Agriculture has taken a back seat to other sectors of this nation’s economy for too long. With less than 2 percent of the U.S. population farming and ranching, we are often overlooked.
Remember, our entire rural economy depends on agricultural exports and farm income. Local Kansas banks, implement dealers, grocery stores, even health services, depend on our ability to market wheat, corn, soybeans, cattle and hogs abroad.
In 2015, U.S. ag exports totaled approximately $133 billion. This amounts to 25 percent of all U.S. production of grains, feeds, livestock and horticultural products.
Incidentally, nearly half of the wheat from Kansas and other Midwestern states is exported each year.
We must become more aggressive in conducting trade agreements. Our secretary of agriculture must make international trade a top priority and work it. Without strong trade agreements that give us free access to the world marketplace, we cannot prosper in agriculture or any other business that depends so much on exports.

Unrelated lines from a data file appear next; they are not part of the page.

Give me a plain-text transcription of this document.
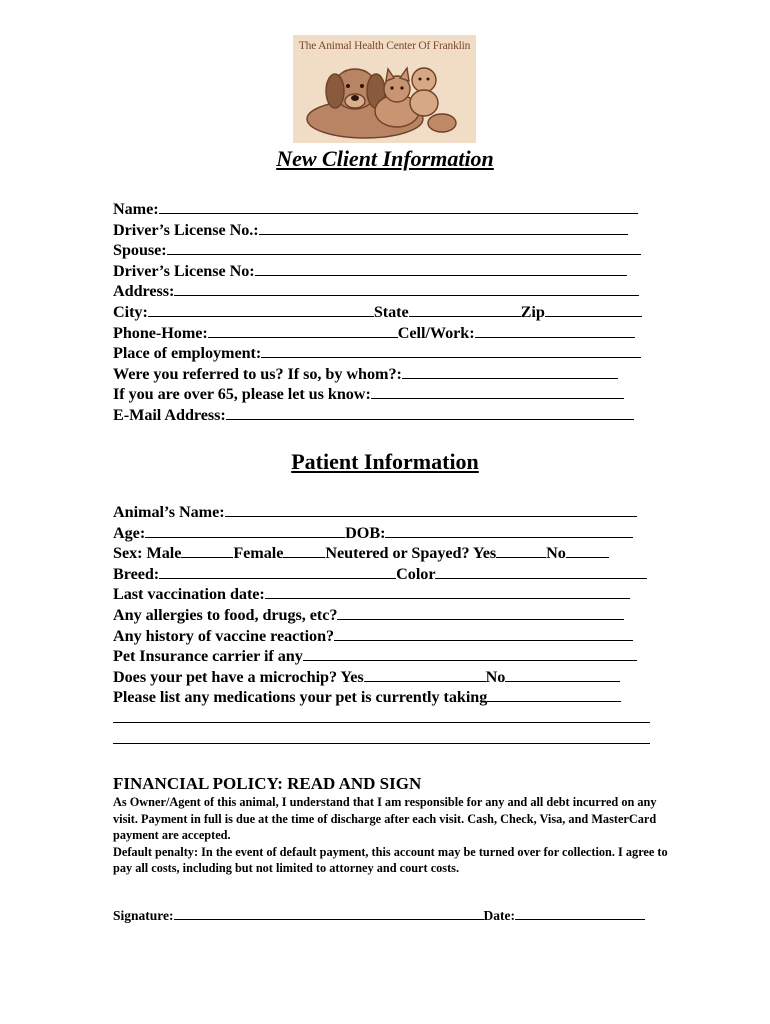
The Animal Health Center Of Franklin
New Client Information
Name:
Driver’s License No.:
Spouse:
Driver’s License No:
Address:
City:	State	Zip
Phone-Home:	Cell/Work:
Place of employment:
Were you referred to us? If so, by whom?:
If you are over 65, please let us know:
E-Mail Address:
Patient Information
Animal’s Name:
Age:	DOB:
Sex: Male	Female	Neutered or Spayed? Yes	No
Breed:	Color
Last vaccination date:
Any allergies to food, drugs, etc?
Any history of vaccine reaction?
Pet Insurance carrier if any
Does your pet have a microchip? Yes	No
Please list any medications your pet is currently taking
FINANCIAL POLICY: READ AND SIGN

As Owner/Agent of this animal, I understand that I am responsible for any and all debt incurred on any visit. Payment in full is due at the time of discharge after each visit. Cash, Check, Visa, and MasterCard payment are accepted.

Default penalty: In the event of default payment, this account may be turned over for collection. I agree to pay all costs, including but not limited to attorney and court costs.

Signature:	Date:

If the world’s farm trade barriers were removed, this country could increase agricultural commodity sales. What we don’t need is additional trade barriers.
Sanctions do not work – they only hurt our nation’s ability to trade. Each time we impose new sanctions, we surrender yet another market to competitors who are too willing to sell in our absence.
If the world’s farm trade barriers were removed, this country could increase agricultural commodity sales. U.S. farmers could also supply the raw materials for an estimated $40 billion per year in exports of high-valued processed foods from new plants located primarily in rural areas.
President Trump has expressed a preference for bilateral trade agreements. Negotiate them.
Whether such negotiations are bilateral or multilateral should not matter. What is important is that this president works out trade deals – now.
U.S. agriculture cannot afford to be placed behind other sectors of our economy when this country trades. Our position on the trade pecking order is breaking the back of American agriculture. Farm and ranch exports must be moved to the top of our U.S. trade priorities.
The future of U.S. agriculture is tied to our competitiveness in world trade. Our country must become more aggressive and assume its leadership role in trade negotiations.
It’s past time for our nation’s country to lead this trade train. Political posturing and lack of cooperation on both sides of the aisle hasn’t worked. Our elected leaders were sent to Washington on behalf of this nation’s people. It’s time for them to work on behalf of U.S. farmers and ranchers throughout this great nation. Now is the time for them to implement free-trade agreements.